F.A.F.O. is not just an internet meme, it's also a way of approaching problems in the real world and a suggestion on how to make classroom and programming environments more real and more meaningful to those who participate.
In regular parlance, when FAFO is invoked, it's usually with a negative idea, that there are consequences, and inevitable consequences, that happen when a person start Farting Around in their lives. Adopting Fart Around and Find Out as an intentional idea acknowledges that there will be consequences, and encourages seeking out those consequences so as to better understand both the problem and a potential solution that may work for it.
Research into Maker methods and real-world problem-solving suggest that learners get more benefit and more involvement in their learning when the problems are suited to their own contexts and life situations, especially when compared to textbook problems and scenarios. Real-world problems are less likely to appear in school classrooms or library programming settings, and school and library programs sometimes have space and time constraints that prevent full engagement in trying to solve those real-world problems. Classroom and library programs, however, can encourage tinkering and put sparks in motion, but without further ability to explore scenarios, or support for continued learning and tinkering outside of the library or classroom, the leap from getting someone started to keeping them interested and working on long-term and real-world problems doesn't happen easily. Independent motivation and investment in tools to study and try and enact solutions are often the province, and privilege, of a certain few. We can do better.
The idea of Failing Around and Finding Out is embedded in the scientific method, although it's not necessarily understood or taught that way. When we teach the scientific method, the process seems neat and tidy. We have a hypothesis, we do an experiment, we get results.
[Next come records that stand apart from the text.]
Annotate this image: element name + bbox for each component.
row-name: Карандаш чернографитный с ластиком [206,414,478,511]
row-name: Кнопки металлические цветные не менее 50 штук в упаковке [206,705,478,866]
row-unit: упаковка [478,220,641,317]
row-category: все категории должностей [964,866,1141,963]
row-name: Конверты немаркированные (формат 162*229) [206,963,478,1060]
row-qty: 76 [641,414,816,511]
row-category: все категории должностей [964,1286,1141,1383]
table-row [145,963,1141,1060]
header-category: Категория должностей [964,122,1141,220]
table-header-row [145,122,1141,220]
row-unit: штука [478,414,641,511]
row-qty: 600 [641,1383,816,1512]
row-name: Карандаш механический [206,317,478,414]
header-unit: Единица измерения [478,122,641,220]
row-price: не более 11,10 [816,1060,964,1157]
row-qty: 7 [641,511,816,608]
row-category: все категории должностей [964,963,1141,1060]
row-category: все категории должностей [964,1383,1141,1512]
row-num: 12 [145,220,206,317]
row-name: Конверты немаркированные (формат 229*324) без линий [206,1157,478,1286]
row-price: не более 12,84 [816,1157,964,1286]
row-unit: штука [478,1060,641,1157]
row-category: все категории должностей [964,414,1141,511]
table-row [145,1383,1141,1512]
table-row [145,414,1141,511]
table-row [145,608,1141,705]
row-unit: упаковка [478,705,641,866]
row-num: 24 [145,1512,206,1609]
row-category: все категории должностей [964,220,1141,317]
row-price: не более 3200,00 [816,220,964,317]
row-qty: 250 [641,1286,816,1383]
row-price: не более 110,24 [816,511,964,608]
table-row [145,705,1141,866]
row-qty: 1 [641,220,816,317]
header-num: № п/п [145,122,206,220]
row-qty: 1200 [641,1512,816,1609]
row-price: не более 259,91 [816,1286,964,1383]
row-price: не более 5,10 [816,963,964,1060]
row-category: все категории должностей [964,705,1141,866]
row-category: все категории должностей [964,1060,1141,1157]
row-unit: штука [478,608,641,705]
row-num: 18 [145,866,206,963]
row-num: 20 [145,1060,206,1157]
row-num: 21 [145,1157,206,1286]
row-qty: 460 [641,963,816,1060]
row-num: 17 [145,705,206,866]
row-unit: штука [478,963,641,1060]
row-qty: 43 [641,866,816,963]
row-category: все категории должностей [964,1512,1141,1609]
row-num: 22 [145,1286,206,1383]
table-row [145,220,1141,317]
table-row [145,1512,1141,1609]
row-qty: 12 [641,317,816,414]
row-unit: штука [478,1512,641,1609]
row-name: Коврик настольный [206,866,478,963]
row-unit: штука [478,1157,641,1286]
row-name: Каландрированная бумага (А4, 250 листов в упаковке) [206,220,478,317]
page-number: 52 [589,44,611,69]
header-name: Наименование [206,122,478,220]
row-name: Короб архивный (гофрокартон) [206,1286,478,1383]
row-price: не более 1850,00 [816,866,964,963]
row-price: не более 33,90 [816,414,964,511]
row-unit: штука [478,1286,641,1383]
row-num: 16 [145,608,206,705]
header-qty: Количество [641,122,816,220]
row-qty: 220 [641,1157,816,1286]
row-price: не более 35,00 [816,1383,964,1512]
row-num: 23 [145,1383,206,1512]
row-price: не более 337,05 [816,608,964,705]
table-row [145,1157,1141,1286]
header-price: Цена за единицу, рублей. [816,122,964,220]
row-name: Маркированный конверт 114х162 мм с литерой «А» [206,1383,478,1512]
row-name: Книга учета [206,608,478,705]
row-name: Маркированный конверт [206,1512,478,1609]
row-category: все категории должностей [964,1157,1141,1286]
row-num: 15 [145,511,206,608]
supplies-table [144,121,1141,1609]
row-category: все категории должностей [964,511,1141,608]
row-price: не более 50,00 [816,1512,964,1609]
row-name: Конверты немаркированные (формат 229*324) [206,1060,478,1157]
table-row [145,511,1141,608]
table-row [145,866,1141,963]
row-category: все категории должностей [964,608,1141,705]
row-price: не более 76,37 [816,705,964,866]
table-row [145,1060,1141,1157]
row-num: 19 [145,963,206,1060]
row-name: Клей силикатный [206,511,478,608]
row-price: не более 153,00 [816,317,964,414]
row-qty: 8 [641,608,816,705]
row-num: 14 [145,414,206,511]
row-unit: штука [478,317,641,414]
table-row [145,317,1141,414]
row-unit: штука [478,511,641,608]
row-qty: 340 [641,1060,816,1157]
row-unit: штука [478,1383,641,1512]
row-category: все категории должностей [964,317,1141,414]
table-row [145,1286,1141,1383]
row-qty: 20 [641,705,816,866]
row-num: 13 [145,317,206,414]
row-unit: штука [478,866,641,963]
Most diagrams and explanations of the Method point out the possibility that experimentation may not prove the hypothesis, and that it may be necessary to discard the original hypothesis or modify it in light of the evidence, but it's not usually reported in final papers how much wrong there was before something finally went right, and how much of experimentation in science is about being wrong about something before something finally goes right.
Somewhat tongue-in-cheekily, but if you play the game "PhD 2048," you get a good representation of the amount of time spent and complications produced when trying to create a work worthy of a doctoral degree. It takes the already difficult game of 2048 and adds complications to it related to the life of the researcher.
But more seriously, the Best Practices in Science project at Stanford University maintains a list of journals and blogs that are specifically about publishing high-quality experiments in different disciplines that return results favoring the null hypothesis. That is to say, the experiment happened and nothing new came out of it. They also maintain articles about why scientists shy away from admitting their failures, even if those failures are good science. So many incentives skew toward publishing positive results and papers, that the amount of work that went into finding the things that were not the results is basically hidden and discarded.
Merely giving someone the opportunity to fail does not a learning environment make. Tinkering and making have lowered the cost of failure by encouraging rapid prototyping and sourcing their materials from donations and castoffs, or by investing in things that are expensive, but then usable by the community, so as to take the price of each individual thing down significantly. By emphasizing process over product, even if there is a desired product in mind, makes failure about learning ways that something doesn't work, on the way toward learning what does. And it puts the focus of the exercise on all of the learning that happens along the way, rather than reserving judgment of success based on whether or not the final product functions as intended. The best environments for process-based learning and experimentation, then, come from where it's safe and encouraged to Flop Around and Find Out, with no pressure to produce a working result, except from whatever internal motivation there is for the learner to find a useful, working, or even partially-working solution to their problem.
Classrooms and the pressure of grades sometimes sour attempts at building this environment, but public libraries and library programming is generally offered without this expectation of either a finished product or an evaluative grade. This makes public libraries ideal for this kind of experimentation and process-based learning in whatever programming they offer, whether it's high-tech, low-tech, or just messing around with things to create art.
For example, taking apart known non-working technology just to see what it looks like inside will help people get familiar and comfortable with the tools that they'll need, as well as giving them a subtle idea, or an obvious idea, about how difficult some technology is to disassemble and repair, and how easy some other types might be. Plus, having gone at something with devices that you can make mistakes on, if the opportunity or requirement comes up where they have to unassemble something of their own to try and fix it, they'll have had practice with how the process goes and what things to watch out for. Creating art of just about any form, so long as it focuses on the process instead of the product, gives people more familiarity with the tools and their own creative processes. Making sure there's enough time and materials on hand to work through the processes of Fiddling Around and getting to the Finding Out phase, is the important part.